Down the corridor, a bell rang.

‘Let us consider, for a moment, that you are actively submerging your harmful memories. Your anger at your parents, the guilt you feel for their deaths – whether qualified or not, I cannot say at this stage. All those dark emotions must go somewhere. I have read of them turning upon the patient’s body and making them unwell. But there are also cases where they splinter off, so to speak, into what we can only call a double consciousness.

‘Would you consider a possibility for me, Mrs Bainbridge? No doubt it will prove alarming, but I want you to open yourself up to the possibility that Sarah Bainbridge did not exist at all. That she was, in fact, an aspect of yourself.’

She grabbed the pencil, tried to keep her hand steady. People saw her. They spoke to her.

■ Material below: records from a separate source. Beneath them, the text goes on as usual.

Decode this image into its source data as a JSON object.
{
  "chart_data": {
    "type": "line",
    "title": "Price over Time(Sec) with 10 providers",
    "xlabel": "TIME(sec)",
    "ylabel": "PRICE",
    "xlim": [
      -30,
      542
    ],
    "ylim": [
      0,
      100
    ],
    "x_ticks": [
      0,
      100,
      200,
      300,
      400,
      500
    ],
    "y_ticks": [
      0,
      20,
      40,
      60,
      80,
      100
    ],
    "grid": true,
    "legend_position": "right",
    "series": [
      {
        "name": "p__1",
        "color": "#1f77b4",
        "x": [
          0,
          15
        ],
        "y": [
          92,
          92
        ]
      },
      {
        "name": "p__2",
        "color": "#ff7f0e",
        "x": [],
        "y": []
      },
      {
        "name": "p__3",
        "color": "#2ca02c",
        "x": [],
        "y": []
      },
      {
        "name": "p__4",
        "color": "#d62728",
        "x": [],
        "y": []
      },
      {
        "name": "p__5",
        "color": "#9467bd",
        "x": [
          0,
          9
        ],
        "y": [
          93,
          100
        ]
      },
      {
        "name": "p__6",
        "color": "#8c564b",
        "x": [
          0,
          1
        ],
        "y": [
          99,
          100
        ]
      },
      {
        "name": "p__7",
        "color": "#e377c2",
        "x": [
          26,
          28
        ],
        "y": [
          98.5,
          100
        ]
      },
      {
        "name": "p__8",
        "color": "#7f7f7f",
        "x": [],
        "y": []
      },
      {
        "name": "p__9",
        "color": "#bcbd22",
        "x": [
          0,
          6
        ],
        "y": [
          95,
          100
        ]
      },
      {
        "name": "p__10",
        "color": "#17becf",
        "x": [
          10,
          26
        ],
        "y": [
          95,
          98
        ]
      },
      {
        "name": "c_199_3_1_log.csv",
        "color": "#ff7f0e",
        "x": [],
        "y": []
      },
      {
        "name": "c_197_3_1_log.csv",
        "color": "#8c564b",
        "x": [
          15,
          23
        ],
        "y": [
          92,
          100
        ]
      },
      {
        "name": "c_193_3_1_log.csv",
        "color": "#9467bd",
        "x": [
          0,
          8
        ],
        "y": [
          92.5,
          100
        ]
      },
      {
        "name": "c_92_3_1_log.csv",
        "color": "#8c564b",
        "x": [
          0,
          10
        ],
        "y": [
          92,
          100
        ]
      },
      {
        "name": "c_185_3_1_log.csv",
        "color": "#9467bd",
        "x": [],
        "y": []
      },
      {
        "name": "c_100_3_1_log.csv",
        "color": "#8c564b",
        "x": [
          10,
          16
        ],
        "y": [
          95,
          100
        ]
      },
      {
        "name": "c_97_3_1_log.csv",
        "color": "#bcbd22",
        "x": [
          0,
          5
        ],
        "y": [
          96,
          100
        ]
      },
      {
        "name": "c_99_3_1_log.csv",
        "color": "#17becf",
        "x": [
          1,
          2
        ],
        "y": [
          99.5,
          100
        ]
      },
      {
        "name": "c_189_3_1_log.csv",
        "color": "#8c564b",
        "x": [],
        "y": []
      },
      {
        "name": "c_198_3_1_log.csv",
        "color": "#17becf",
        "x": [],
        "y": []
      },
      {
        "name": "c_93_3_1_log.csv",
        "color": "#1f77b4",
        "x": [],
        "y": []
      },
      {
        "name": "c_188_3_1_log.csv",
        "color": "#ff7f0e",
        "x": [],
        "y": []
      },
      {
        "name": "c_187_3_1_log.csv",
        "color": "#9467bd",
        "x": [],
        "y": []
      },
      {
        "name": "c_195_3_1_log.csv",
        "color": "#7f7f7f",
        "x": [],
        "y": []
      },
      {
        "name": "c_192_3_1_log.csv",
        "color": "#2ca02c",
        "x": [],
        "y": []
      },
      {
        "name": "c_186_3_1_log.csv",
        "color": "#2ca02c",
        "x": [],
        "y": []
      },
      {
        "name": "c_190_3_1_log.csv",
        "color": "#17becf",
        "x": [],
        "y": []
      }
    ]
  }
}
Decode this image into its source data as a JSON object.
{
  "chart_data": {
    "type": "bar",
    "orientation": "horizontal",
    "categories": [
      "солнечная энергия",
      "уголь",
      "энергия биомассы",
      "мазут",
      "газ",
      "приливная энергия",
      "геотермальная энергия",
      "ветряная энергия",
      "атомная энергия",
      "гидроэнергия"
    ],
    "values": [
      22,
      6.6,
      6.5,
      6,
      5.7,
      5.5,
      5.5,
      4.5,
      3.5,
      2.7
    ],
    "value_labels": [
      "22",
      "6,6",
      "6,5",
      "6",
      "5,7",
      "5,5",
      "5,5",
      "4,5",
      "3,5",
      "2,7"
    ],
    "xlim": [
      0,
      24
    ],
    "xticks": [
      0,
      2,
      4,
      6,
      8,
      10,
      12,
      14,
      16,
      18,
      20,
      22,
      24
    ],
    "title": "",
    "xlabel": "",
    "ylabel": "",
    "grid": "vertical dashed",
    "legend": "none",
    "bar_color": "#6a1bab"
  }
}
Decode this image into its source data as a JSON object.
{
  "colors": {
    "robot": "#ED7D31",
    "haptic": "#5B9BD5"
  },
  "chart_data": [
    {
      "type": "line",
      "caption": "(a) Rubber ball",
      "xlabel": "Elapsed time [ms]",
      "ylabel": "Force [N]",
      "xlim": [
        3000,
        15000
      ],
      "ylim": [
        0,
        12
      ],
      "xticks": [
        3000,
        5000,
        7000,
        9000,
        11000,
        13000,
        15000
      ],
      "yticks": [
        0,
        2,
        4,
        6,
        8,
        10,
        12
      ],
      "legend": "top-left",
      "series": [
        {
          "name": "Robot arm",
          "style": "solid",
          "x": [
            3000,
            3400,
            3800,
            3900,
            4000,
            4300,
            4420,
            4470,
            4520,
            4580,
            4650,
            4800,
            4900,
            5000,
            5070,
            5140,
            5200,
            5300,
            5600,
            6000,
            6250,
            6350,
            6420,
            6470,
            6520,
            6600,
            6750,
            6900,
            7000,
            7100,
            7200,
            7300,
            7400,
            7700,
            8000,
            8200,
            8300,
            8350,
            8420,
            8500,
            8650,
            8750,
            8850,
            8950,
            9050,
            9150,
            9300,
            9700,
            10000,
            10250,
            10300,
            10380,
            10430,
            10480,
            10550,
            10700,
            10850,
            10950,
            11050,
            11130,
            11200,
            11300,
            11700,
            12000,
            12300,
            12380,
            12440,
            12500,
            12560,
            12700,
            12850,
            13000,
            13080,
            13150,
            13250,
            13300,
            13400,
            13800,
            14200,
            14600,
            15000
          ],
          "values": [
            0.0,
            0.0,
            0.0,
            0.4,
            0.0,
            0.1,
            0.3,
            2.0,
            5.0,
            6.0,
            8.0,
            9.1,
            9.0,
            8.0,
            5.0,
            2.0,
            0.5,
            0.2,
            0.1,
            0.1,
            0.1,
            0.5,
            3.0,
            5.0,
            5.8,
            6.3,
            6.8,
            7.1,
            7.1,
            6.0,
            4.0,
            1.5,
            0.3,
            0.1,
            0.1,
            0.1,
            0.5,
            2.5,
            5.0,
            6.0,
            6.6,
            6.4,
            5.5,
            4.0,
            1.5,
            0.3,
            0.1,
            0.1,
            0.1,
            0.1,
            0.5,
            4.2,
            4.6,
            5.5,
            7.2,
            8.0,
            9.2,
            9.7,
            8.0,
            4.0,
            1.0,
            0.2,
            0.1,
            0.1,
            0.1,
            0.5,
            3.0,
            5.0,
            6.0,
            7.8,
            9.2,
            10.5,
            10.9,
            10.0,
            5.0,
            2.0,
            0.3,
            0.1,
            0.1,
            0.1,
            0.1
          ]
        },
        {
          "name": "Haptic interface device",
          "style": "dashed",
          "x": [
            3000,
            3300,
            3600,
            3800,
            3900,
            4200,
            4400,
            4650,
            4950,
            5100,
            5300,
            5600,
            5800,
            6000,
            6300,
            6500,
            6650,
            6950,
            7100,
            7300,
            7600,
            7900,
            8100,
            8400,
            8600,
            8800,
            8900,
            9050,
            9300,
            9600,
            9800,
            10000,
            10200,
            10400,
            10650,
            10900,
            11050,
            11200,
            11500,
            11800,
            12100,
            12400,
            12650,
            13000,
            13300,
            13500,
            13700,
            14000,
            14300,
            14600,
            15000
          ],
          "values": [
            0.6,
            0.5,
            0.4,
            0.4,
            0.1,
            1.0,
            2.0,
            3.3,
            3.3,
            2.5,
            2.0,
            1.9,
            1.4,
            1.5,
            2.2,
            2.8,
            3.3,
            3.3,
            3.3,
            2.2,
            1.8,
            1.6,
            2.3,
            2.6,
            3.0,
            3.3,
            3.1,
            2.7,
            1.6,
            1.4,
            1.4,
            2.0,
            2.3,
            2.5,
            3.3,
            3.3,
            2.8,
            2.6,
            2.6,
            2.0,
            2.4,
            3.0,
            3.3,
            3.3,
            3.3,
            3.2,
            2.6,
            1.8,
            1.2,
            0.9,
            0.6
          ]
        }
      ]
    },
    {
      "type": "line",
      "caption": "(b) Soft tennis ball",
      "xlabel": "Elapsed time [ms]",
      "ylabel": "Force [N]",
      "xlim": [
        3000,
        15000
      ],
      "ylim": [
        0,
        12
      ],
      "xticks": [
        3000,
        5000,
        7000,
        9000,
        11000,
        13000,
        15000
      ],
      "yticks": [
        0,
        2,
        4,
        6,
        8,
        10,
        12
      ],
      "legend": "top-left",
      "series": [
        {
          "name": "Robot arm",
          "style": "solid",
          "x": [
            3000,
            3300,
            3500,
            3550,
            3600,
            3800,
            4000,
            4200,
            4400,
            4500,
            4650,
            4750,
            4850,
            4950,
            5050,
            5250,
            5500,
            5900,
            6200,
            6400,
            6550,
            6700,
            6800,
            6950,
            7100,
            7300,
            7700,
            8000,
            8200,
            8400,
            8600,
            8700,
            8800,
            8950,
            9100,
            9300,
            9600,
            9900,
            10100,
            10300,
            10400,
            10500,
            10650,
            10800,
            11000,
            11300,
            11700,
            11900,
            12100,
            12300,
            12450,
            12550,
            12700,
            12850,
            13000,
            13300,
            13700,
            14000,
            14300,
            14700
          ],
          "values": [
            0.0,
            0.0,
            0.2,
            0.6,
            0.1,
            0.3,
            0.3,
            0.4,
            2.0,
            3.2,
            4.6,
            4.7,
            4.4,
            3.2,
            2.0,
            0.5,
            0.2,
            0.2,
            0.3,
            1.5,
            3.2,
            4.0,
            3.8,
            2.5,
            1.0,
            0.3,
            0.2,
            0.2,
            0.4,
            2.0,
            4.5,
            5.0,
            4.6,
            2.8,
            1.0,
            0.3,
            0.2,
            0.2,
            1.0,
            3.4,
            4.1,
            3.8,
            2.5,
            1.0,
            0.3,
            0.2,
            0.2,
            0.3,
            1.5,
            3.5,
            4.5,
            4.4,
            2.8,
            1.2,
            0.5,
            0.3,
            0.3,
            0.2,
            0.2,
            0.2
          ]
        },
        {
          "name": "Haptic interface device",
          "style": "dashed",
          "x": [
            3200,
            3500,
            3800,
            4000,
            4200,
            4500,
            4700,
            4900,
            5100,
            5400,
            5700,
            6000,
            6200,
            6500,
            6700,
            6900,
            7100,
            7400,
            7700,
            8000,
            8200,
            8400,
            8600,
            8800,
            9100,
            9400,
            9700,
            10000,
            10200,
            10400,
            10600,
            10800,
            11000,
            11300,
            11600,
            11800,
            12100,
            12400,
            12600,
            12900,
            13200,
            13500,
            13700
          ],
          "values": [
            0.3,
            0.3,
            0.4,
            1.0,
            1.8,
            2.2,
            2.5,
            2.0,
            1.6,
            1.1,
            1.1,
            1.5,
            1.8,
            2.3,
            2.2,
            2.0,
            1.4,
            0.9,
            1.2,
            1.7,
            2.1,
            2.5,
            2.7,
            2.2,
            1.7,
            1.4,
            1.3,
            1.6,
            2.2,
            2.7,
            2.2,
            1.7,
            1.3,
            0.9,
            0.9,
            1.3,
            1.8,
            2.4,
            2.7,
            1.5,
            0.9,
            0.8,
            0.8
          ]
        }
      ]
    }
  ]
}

‘So you believe.’ His voice was soft, but not kind. Insinuating, tickling inside her ears. ‘But we cannot verify it. The cast of your story are gone. The only people who could attest to the existence of Sarah Bainbridge now lie dead and buried.’

Mr Underwood.

‘Ah.’ He crossed his legs. ‘I am sorry to say Mr Underwood also perished.’

Her fingers moved but all she felt were the vibrations of the pencil. How?

‘By fire. It seems that when the rescue party arrived from Fayford, Mr Underwood sent some villagers to Torbury St Jude for help. But he did not wait for their return. Witnesses say he spoke of other people, trapped inside the building. That does tally with your story – he would not know about the deaths of Mr Livingstone or Mrs Holt, he would imagine them still inside. He ran into The Bridge to try and rescue them, but alas . . . Poor man.’

Jasper?

A relieved smile broke on his face. ‘At least there, I have some good news. The little fellow did not leave you with your injuries. He fairly guarded you. By daybreak, our people had arrived in response to Mr Livingstone’s telegram. Given your condition, the police were willing to let us take you to our infirmary, and the little cat tried to follow you. One of the orderlies took pity on him, brought him back here. He has been living with our chief superintendent ever since. I’ve seen him. Very fat, he looks, and very happy too.’

Nine, she wrote.

‘I’m sorry?’

Nine lives.

‘Ah! Yes, quite.’ Dr Shepherd uncrossed his legs and leant forward to rest his hands on the desk. He had short, even nails. Blond hairs grew on his knuckles. Beside him, her own burnt hand looked like a monster’s paw. ‘Fortunately, we do not have nine lives to account for. Only two. Mr Livingstone and Mrs Holt.’